Неожиданно Вощагин встрепенулся, будто очнулся от сна:
– Так. Хорошо. А вы с чем пожаловали к нам, простите, забыл имя-отчество?
– Александр Борисович.
– Рад познакомиться. Вощагин Илья Андреевич. Чем могу быть полезен?
– Честно говоря, мне хотелось бы уяснить для себя по возможности наиболее глубоко, чем занимался покойный Алексей Николаевич Грамов? Каких результатов достиг? Где потенциально они могли бы быть использованы? Где и для каких целей?
– На ваши вопросы, к сожалению, ответить невозможно. – Вощагин в бессилии развел руками. – Это слишком долгий разговор.
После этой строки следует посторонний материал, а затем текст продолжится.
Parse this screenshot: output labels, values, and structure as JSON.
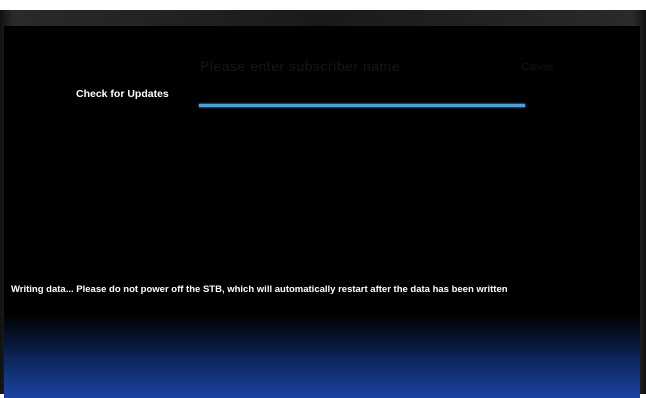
{
  "screen": {
    "ghost_title": "Please enter subscriber name",
    "ghost_right": "Cancel"
  },
  "update": {
    "heading": "Check for Updates",
    "progress": 1.0,
    "status_message": "Writing data... Please do not power off the STB, which will automatically restart after the data has been written"
  },
  "colors": {
    "background": "#000000",
    "progress_bar": "#4d9fd6",
    "bottom_glow": "#1b44a3",
    "text": "#ffffff"
  }
}
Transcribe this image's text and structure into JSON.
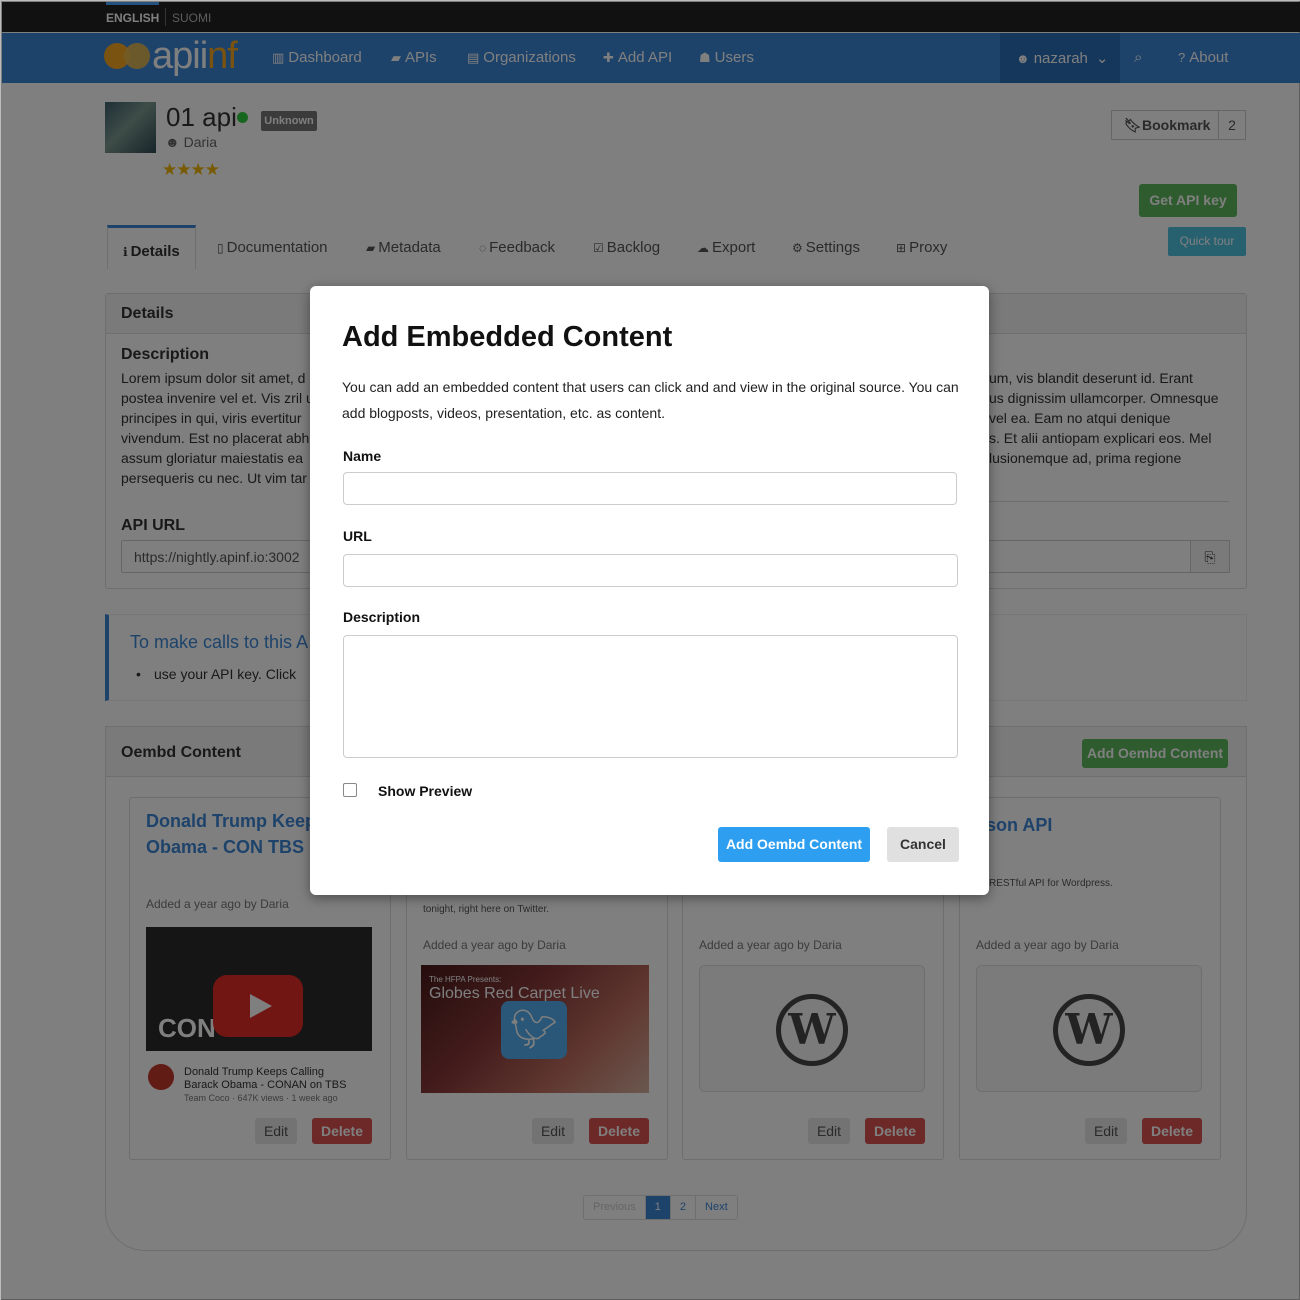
{
  "languages": {
    "english": "ENGLISH",
    "finnish": "SUOMI"
  },
  "brand": {
    "name_a": "api",
    "name_b": "nf",
    "accent": "#3d86d6"
  },
  "nav": {
    "dashboard": "Dashboard",
    "apis": "APIs",
    "organizations": "Organizations",
    "add_api": "Add API",
    "users": "Users",
    "user": "nazarah",
    "about": "About"
  },
  "api": {
    "title": "01 api",
    "status_badge": "Unknown",
    "owner": "Daria",
    "rating_stars": "★★★★",
    "bookmark_label": "Bookmark",
    "bookmark_count": "2",
    "get_key_label": "Get API key",
    "quick_tour_label": "Quick tour"
  },
  "tabs": {
    "details": "Details",
    "documentation": "Documentation",
    "metadata": "Metadata",
    "feedback": "Feedback",
    "backlog": "Backlog",
    "export": "Export",
    "settings": "Settings",
    "proxy": "Proxy"
  },
  "details": {
    "panel_title": "Details",
    "description_heading": "Description",
    "description_left": [
      "Lorem ipsum dolor sit amet, d",
      "postea invenire vel et. Vis zril u",
      "principes in qui, viris evertitur",
      "vivendum. Est no placerat abh",
      "assum gloriatur maiestatis ea",
      "persequeris cu nec. Ut vim tar"
    ],
    "description_right": [
      "um, vis blandit deserunt id. Erant",
      "us dignissim ullamcorper. Omnesque",
      "vel ea. Eam no atqui denique",
      "s. Et alii antiopam explicari eos. Mel",
      "lusionemque ad, prima regione"
    ],
    "api_url_heading": "API URL",
    "api_url_value": "https://nightly.apinf.io:3002"
  },
  "callout": {
    "title": "To make calls to this A",
    "item": "use your API key. Click"
  },
  "oembed": {
    "panel_title": "Oembd Content",
    "add_label": "Add Oembd Content",
    "cards": [
      {
        "title": "Donald Trump Keeps Barak Obama -  CON TBS",
        "meta": "Added a year ago by Daria",
        "video_title_1": "Donald Trump Keeps Calling",
        "video_title_2": "Barack Obama  - CONAN on TBS",
        "video_sub": "Team Coco · 647K views · 1 week ago",
        "thumb_text": "CON",
        "edit": "Edit",
        "delete": "Delete"
      },
      {
        "desc": "tonight, right here on Twitter.",
        "meta": "Added a year ago by Daria",
        "thumb_head": "The HFPA Presents:",
        "thumb_big": "Globes Red Carpet Live",
        "edit": "Edit",
        "delete": "Delete"
      },
      {
        "meta": "Added a year ago by Daria",
        "edit": "Edit",
        "delete": "Delete"
      },
      {
        "title": "son API",
        "desc": "RESTful API for Wordpress.",
        "meta": "Added a year ago by Daria",
        "edit": "Edit",
        "delete": "Delete"
      }
    ]
  },
  "pagination": {
    "prev": "Previous",
    "p1": "1",
    "p2": "2",
    "next": "Next"
  },
  "modal": {
    "title": "Add Embedded Content",
    "intro": "You can add an embedded content that users can click and  and view in the original source. You can add blogposts, videos, presentation, etc. as content.",
    "name_label": "Name",
    "name_value": "",
    "url_label": "URL",
    "url_value": "",
    "description_label": "Description",
    "description_value": "",
    "show_preview_label": "Show Preview",
    "submit_label": "Add Oembd Content",
    "cancel_label": "Cancel"
  }
}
– Ну, время у меня есть. Как долго надо говорить?
– Если вкратце, то месяца четыре.
– Нет. Таким я временем не располагаю. Мне бы как-нибудь сжато, ну, как в отчетах пишут. В три строки, в четыре предложения.
– В четыре предложения вам все расскажет наш директор. Он умеет. Я – нет.
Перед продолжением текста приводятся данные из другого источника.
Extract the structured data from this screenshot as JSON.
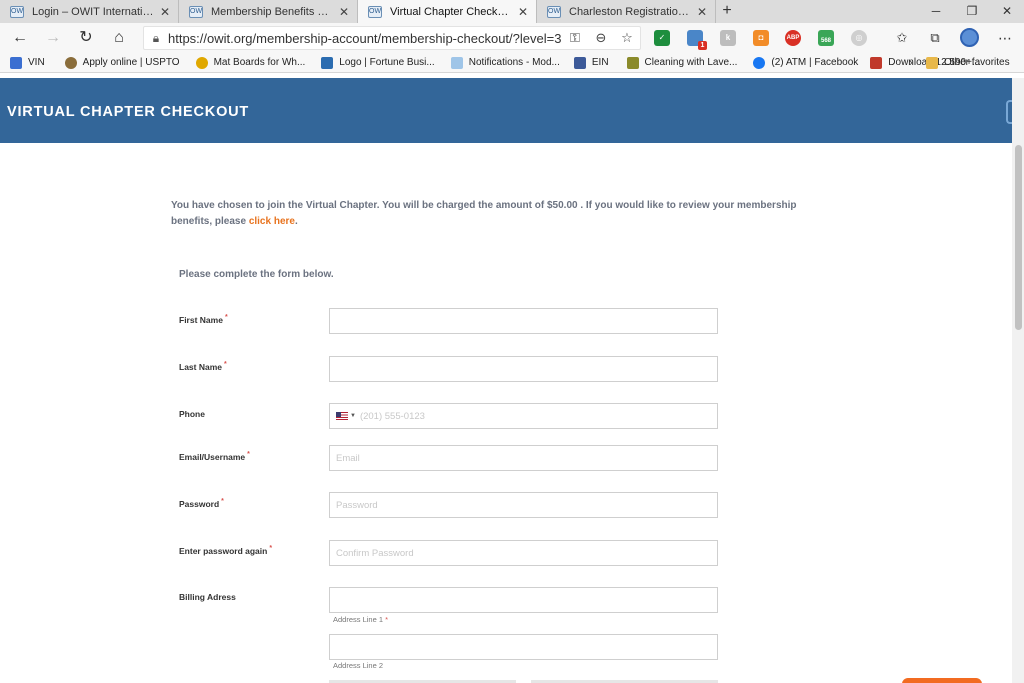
{
  "browser": {
    "tabs": [
      {
        "title": "Login – OWIT International"
      },
      {
        "title": "Membership Benefits of OWIT –"
      },
      {
        "title": "Virtual Chapter Checkout – OWIT"
      },
      {
        "title": "Charleston Registration – OWIT"
      }
    ],
    "active_tab": 2,
    "url": "https://owit.org/membership-account/membership-checkout/?level=3",
    "extension_badges": {
      "count_badge": "1",
      "number_badge": "568",
      "abp": "ABP"
    },
    "bookmarks": [
      {
        "label": "VIN",
        "color": "#3b6fd1"
      },
      {
        "label": "Apply online | USPTO",
        "color": "#8a6d3b"
      },
      {
        "label": "Mat Boards for Wh...",
        "color": "#e0a800"
      },
      {
        "label": "Logo | Fortune Busi...",
        "color": "#2b6cb0"
      },
      {
        "label": "Notifications - Mod...",
        "color": "#9fc5e8"
      },
      {
        "label": "EIN",
        "color": "#3d5a99"
      },
      {
        "label": "Cleaning with Lave...",
        "color": "#8a8a2a"
      },
      {
        "label": "(2) ATM | Facebook",
        "color": "#1877f2"
      },
      {
        "label": "Download 12.590+...",
        "color": "#c0392b"
      }
    ],
    "other_favorites": "Other favorites"
  },
  "page": {
    "banner_title": "VIRTUAL CHAPTER CHECKOUT",
    "intro_text": "You have chosen to join the Virtual Chapter. You will be charged the amount of $50.00 .  If you would like to review your membership benefits, please ",
    "intro_link": "click here",
    "intro_end": ".",
    "instruction": "Please complete the form below.",
    "fields": {
      "first_name": {
        "label": "First Name",
        "placeholder": "",
        "value": ""
      },
      "last_name": {
        "label": "Last Name",
        "placeholder": "",
        "value": ""
      },
      "phone": {
        "label": "Phone",
        "placeholder": "(201) 555-0123",
        "value": ""
      },
      "email": {
        "label": "Email/Username",
        "placeholder": "Email",
        "value": ""
      },
      "password": {
        "label": "Password",
        "placeholder": "Password",
        "value": ""
      },
      "password_again": {
        "label": "Enter password again",
        "placeholder": "Confirm Password",
        "value": ""
      },
      "billing": {
        "label": "Billing Adress",
        "line1_label": "Address Line 1",
        "line2_label": "Address Line 2"
      }
    },
    "required_mark": "*"
  }
}
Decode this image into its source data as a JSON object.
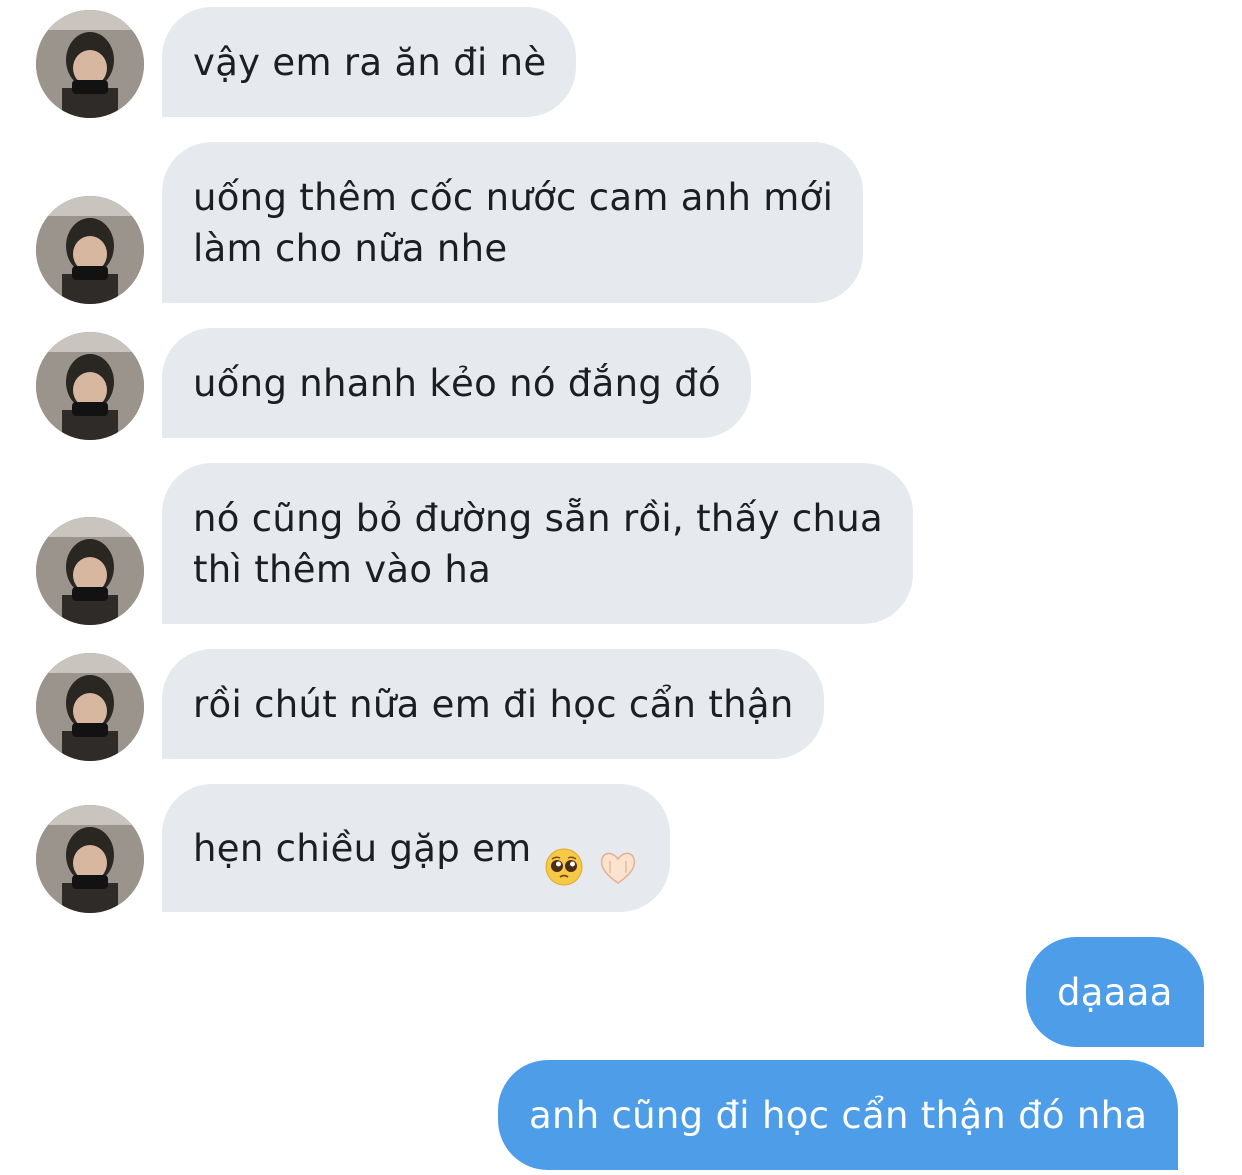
{
  "conversation": {
    "incoming": [
      {
        "text": "vậy em ra ăn đi nè"
      },
      {
        "text": "uống thêm cốc nước cam anh mới\nlàm cho nữa nhe"
      },
      {
        "text": "uống nhanh kẻo nó đắng đó"
      },
      {
        "text": "nó cũng bỏ đường sẵn rồi, thấy chua\nthì thêm vào ha"
      },
      {
        "text": "rồi chút nữa em đi học cẩn thận"
      },
      {
        "text": "hẹn chiều gặp em",
        "emojis": [
          "pleading-face-emoji",
          "heart-hands-emoji"
        ]
      }
    ],
    "outgoing": [
      {
        "text": "dạaaa"
      },
      {
        "text": "anh cũng đi học cẩn thận đó nha"
      }
    ]
  },
  "colors": {
    "incoming_bubble": "#e6e9ee",
    "incoming_text": "#1c1e21",
    "outgoing_bubble": "#4d9de8",
    "outgoing_text": "#ffffff",
    "background": "#ffffff"
  }
}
– Он мне уже рассказывал, но я не удовлетворен.
– Это уже другой вопрос – ваше отношение.
– Может быть, вы все-таки попробуете, не в три, конечно, предложения, но в полчаса, ну, в час, – любое разумное время, которым вы располагаетр.
– Я вам отвечу на вопрос вопросом. Вы можете, любезный Александр Борисович, мне рассказать про вашу жизнь? Минут за двадцать? Нет? Ну, про первую любовь. За полчаса? Поведать о своих родителях – объемно, всесторонне, мне надо глубоко – минут за сорок? Как вам?
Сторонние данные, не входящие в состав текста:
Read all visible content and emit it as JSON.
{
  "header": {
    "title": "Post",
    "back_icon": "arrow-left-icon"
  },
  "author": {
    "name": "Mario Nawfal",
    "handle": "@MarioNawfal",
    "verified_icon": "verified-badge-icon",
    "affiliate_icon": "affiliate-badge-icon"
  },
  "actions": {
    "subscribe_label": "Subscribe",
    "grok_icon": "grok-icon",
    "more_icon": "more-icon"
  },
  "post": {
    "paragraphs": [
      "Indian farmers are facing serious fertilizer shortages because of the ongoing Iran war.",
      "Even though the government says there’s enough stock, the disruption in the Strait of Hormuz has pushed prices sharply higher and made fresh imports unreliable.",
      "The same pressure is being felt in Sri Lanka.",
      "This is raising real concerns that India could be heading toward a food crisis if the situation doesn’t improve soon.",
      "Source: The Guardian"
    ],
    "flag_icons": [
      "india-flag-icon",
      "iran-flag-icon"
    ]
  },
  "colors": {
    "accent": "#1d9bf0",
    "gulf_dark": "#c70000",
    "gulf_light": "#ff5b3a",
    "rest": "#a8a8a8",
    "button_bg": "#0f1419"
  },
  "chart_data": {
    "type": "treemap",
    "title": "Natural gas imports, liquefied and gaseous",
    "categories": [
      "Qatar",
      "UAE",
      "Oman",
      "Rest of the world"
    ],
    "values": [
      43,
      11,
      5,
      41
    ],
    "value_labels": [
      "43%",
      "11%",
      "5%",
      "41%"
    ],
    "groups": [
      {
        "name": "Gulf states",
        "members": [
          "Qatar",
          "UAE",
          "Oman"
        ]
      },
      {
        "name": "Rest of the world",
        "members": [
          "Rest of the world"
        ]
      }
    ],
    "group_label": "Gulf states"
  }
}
– Илья Андреевич, вы не обижайтесь. Мы, может, так поступим – я вам задам вопросы, частично глупые, наверно, а вы попробуете мне ответить. А я попробую понять ответ. Затем спрошу еще. Ну и так далее.
– Ну что ж, попробуйте. Я постараюсь.
– Вы постарайтесь только говорить попроще, ведь я не специалист. Мне требуется, чтобы все, как для детского сада. Или около.
– Вы понимаете, любезный, все, что делал Алексей Грамов, всегда удовлетворяло именно этому принципу. Феноменальной простоты. Понимаете? Алексей Грамов, ваш тесть покойный, которого вы, к сожалению, что называется, уже и не застали, был фантастическим умельцем подбирать с поверхности, так сказать. За это уменье взять, процентов так на пятьдесят, его и били. Взять очевидное. Но недоступное всем остальным. Понятно?
– Не слишком.
– Ну хорошо. Вот карандаш. – Вощагин положил перед Турецким карандаш. – Лежит перед глазами. Но его никто не видит. Приходит Грамов. Говорит: вот карандаш, чего вы ищете? Вот он. На столе лежит! Сначала все обалдевают: смотрите, точно – карандаш! Да как же мы-то не заметили? Ну, домовой глаза отвел! Ах, Грамов умница! Ну ты глазаст! Ты, Грамов, гений! И прочее. Потом все говорят почти все то же, но с несколько иным оттенком. А именно: вот Грамов карандаш нашел при нас, мы сами видели. Мы все искали карандаш и благодаря в первую очередь усилиям Алексея Николаевича Грамова нашли его! Мы с Грамовым нашли на столе карандаш. Ну, Грамов, гений, конечно. Ему-то карандаш не нужен в общем-то. Да, он себе еще найдет. Фломастер. А нам немного – докторскую написать бы. И хорош. И под корягу, до конца бы дней! Да вот беда, писать-то докторскую нечем нам. Спросите Грамова, он, может, присоветует чего… Ах, Алексей, ты не подскажешь нам по-дружески, чем докторскую нам бы написать на тему обнаружения карандаша. Алешка, подскажи, будь другом! Пожалуйста, возьмите карандаш. И так до бесконечности. Вы поняли?
– Да, понял. Как иносказанье. Но это очень неконкретно.
– Да это я всего лишь высказался на тему простоты как стиля Грамова.
– Его, должно быть, коллеги в душе ненавидели?
– И да и нет. Ну, большинство панически боялось. А некоторые, ваш слуга покорный например, – использовали. Использовали беспощадно. Дыра? Затык? Провал? Пойдемте к Грамову. Он может все. Любое. Пока он был жив, мы горя все не знали. Он мог себе позволить наплевать на всю политику, другому бы четыре раза голову открутили, ему же все сходило с рук. Он был любезен до услужливости и был фантастически независим. Порою просто хам. А впрочем, да, за это его ненавидели. За независимость.
– Мне ваш директор говорил, что он занимался меди цинской диагностикой.
– Да, занимался и диагностикой.
– Он что-то делал не по теме, что можно было бы использовать, скажем, в интересах государства? В практических делах? Сугубо житейских.
– Он только этим, в сущности, и занимался. Грамов был практик до мозга костей. Хотя и теоретик был крупнейший. Чтоб вам понять, попробуйте представить такую помесь: Эйнштейн вместе с Эдисоном. Представили?